Perioperative biobehavioral interventions to prevent cancer recurrence through combined inhibition of β-adrenergic and cyclooxygenase 2 signaling

Abstract

Evidence suggests that excess perioperative activation of the sympathetic nervous system and the consequent release of catecholamines (ie, epinephrine and norepinephrine) in the context of cancer surgery and inflammation may significantly facilitate prometastatic processes. This review first presents biomedical processes that make the perioperative timeframe pivotal in determining long-term cancer outcomes nonproportionally to its short duration (days to weeks). Then, it analyzes the various mechanisms via which the excess release of catecholamines can facilitate the progression of cancer metastases in this context by directly affecting the malignant tissues and by regulating, via indirect pathways, immunological and other mechanisms that affect metastatic progression in the tumor microenvironment and systemically. In addition, this review addresses the need to supplement β-adrenoreceptor blockade with cyclooxygenase 2 inhibition, especially during surgery and shortly thereafter, because similar mechanisms are simultaneously activated by surgery-induced inflammatory responses. Importantly, this review presents translational and clinical evidence showing that perioperative β-adrenoreceptor blockade and cyclooxygenase 2 inhibition can reduce the prometastatic process and cancer recurrence, and the clinical feasibility and safety of this approach are demonstrated as well. Lastly, alternative psychophysiological approaches to the use of β-adrenergic blockers are presented because a substantial portion of patients have medical contraindications to this pharmacological treatment. The adaptation of existing psychophysiological interventions to the perioperative period and principles for constructing new approaches are discussed and exemplified. Overall, pharmacobehavioral interventions, separately or in combination, could transform the perioperative timeframe from being a prominent facilitator of metastatic progression to an opportunity for arresting or eliminating residual disease, potentially improving long-term survival rates in cancer patients.

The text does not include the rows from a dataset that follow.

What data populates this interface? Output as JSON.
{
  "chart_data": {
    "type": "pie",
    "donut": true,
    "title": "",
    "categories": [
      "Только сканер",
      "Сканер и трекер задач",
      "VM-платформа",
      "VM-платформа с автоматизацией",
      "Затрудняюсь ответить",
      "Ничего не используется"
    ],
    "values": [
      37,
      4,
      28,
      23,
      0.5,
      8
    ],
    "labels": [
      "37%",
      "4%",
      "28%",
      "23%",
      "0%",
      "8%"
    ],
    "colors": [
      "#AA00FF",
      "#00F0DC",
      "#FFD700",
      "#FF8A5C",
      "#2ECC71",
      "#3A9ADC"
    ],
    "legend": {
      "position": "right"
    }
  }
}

Keywords: adrenergic; cancer; cyclooxygenase 2 (COX2) inhibitor; metastases; perioperative; psychophysiological; psychosocial; stress response; surgery; β-blocker.

Figure 1.

Vicious stress-inflammatory cycle. Psychological stress (eg, fear and anxiety) leads to the release of Epi and NE by SNS nerve fibers and adrenal medulla. The release of Epi and NE promotes the metabolism of arachidonic acid, which leads to PG synthesis, which in turn induces inflammation and pain and leads to further SNS activation. The cAMP-PKA pathway is activated by both PGs and CAs; this leads to diverse prometastatic transcription factor activity (eg, through CREB and NFkB) in tumor cells and their micro-environment and, in various immune cells, promotes prometastatic tumor cell characteristics while reducing the host environment capacity for arresting metastasis. Together, these processes lead to successful tumor cell survival, EMT, migration, invasion into adjacent or distant tissue, inflammation, and angiogenesis, and this results in accelerated growth of metastases (for details, see the Perioperative Costimulatory and Synergistic Effects of CAs and PGs on Prometastatic Processes, Direct Effects of SIRs on Metastasis, and Indirect Effects of SIRs on Metastasis sections). CA indicates catecholamine; cAMP, cyclic adenosine monophosphate; CCL2, C-C motif chemokine ligand 2; COX, cyclooxygenase; CREB, cyclic adenosine monophosphate response element–binding protein; CTL, cytotoxic T cell; ECM, extracellular matrix; EMT, epithelial-to-mesenchymal transition; Epi, epinephrine; IL, interleukin; MMP, matrix metallopeptidase; NE, norepinephrine; NFkB, nuclear factor κB; NK, natural killer; PG, prostaglandin; PKA, protein kinase A; SNS, sympathetic nervous system; STAT, signal transducer and activator of transcription; TF, transcription factor; VEGF, vascular endothelial growth factor.